Our effective tax rates for the periods presented were as follows:

 

 

Three Months Ended

 

 

 

July 25, 2025

 

 

July 26, 2024

 

Effective tax rates

 

 

23.4

%

 

 

17.1

%

 

Our effective tax rate reflects the impact of a significant amount of earnings being taxed in foreign jurisdictions at rates below the United States (U.S.) statutory rate which is offset by non-deductible stock-based compensation and state taxes. Our effective tax rate for the three months ended July 25, 2025 includes a decrease in discrete tax benefits related to stock-based compensation compared to the corresponding period of the prior year.

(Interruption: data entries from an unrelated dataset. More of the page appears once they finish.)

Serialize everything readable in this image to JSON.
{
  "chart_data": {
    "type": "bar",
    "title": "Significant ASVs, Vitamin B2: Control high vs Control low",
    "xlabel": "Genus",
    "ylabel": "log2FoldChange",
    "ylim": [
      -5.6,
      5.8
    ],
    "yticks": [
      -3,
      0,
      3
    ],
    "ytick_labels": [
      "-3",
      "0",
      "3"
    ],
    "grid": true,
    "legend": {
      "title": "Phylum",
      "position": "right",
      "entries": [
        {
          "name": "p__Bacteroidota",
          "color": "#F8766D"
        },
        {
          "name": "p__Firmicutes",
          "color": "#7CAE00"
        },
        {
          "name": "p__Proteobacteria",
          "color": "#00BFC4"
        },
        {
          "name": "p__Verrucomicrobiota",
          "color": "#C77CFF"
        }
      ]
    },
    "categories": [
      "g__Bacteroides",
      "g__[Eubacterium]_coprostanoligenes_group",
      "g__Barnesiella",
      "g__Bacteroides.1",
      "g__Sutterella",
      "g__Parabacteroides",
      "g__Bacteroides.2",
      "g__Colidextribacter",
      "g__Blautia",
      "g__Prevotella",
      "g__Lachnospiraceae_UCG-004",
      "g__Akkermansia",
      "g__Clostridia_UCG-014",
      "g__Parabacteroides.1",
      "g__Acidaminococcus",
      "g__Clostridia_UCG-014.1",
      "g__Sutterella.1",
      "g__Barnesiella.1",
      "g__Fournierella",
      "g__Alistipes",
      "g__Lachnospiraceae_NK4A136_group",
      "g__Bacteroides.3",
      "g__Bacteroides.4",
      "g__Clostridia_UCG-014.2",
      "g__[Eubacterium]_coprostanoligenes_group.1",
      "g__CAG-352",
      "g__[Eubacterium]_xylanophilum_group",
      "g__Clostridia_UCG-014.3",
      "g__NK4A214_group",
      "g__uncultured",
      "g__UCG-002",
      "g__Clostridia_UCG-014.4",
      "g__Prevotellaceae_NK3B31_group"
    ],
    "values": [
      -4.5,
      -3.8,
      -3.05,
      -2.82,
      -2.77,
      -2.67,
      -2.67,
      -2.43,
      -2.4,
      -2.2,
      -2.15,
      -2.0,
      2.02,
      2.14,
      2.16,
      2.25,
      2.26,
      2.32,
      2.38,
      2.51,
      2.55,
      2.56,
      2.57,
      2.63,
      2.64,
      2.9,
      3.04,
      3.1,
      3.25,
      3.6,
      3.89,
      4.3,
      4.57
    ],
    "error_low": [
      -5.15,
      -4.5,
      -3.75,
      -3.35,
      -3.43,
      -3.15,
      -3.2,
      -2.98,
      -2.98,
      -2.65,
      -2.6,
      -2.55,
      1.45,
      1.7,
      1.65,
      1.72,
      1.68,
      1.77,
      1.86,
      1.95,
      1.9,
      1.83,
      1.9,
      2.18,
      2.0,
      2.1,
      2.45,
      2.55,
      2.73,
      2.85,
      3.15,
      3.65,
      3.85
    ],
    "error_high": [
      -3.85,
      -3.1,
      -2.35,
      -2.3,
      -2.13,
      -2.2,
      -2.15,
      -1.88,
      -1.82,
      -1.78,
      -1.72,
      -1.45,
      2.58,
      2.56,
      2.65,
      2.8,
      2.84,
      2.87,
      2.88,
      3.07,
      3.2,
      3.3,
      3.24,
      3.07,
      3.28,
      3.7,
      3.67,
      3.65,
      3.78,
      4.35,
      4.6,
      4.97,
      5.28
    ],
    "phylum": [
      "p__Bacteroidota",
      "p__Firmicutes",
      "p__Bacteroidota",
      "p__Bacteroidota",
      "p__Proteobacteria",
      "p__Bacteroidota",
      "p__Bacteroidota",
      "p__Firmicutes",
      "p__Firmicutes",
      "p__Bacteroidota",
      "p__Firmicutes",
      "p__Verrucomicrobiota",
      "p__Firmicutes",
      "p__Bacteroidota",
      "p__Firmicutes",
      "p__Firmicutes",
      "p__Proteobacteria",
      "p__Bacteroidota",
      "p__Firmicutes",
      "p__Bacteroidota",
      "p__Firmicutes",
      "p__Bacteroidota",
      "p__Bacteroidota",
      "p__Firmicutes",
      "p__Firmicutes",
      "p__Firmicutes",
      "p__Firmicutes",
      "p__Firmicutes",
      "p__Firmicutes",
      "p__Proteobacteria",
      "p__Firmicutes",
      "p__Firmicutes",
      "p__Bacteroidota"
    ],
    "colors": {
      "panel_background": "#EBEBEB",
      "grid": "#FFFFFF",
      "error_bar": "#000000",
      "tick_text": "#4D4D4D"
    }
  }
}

On July 4, 2025, the reconciliation bill H.R. 1, referred to as the One Big Beautiful Bill Act (OBBB), was signed into law in the United States. The OBBB contains several changes to corporate taxation including the extension of key provisions of the 2017 Tax Cuts and Jobs Act and modifications to the international tax framework. The legislation has multiple effective dates, with certain provisions effective in our fiscal year 2026 and others phased in through our fiscal year 2027. We are still in the process of evaluating the impact of the OBBB on our financial statements, but an estimate of the financial impact has been included in our operating results for the three months ended July 25, 2025. The OBBB did not have a material impact to our income tax provision for the three months ended July 25, 2025.

 

We are currently subject to Pillar Two rules relating to a global minimum tax enacted by The Organisation for Economic Co-operation and Development (OECD). As of July 25, 2025, Pillar Two taxes do not have a significant impact on our financial statements, particularly due to the safe harbor relief during the transition period, but we are still closely monitoring developments.

We are currently undergoing various income tax audits in the U.S. and audits in several foreign tax jurisdictions. Transfer pricing calculations are key topics under these audits and are often subject to dispute and appeals.

We continue to monitor the progress of ongoing discussions with tax authorities and the impact, if any, of the expected expiration of the statute of limitations in various taxing jurisdictions. We engage in continuous discussion and negotiation with taxing authorities regarding tax matters in multiple jurisdictions. We believe that within the next 12 months, it is reasonably possible that either certain audits will conclude, certain statutes of limitations will lapse, or both. As a result of uncertainties regarding tax audits and their possible outcomes, an estimate of the range of possible impacts to unrecognized tax benefits in the next twelve months cannot be made at this time.

As of July 25, 2025, we had $69 million of gross unrecognized tax benefits. Inclusive of penalties, interest and certain income tax benefits, $48 million of net unrecognized tax benefits would affect our provision for income taxes if recognized and have been recorded in other long-term liabilities.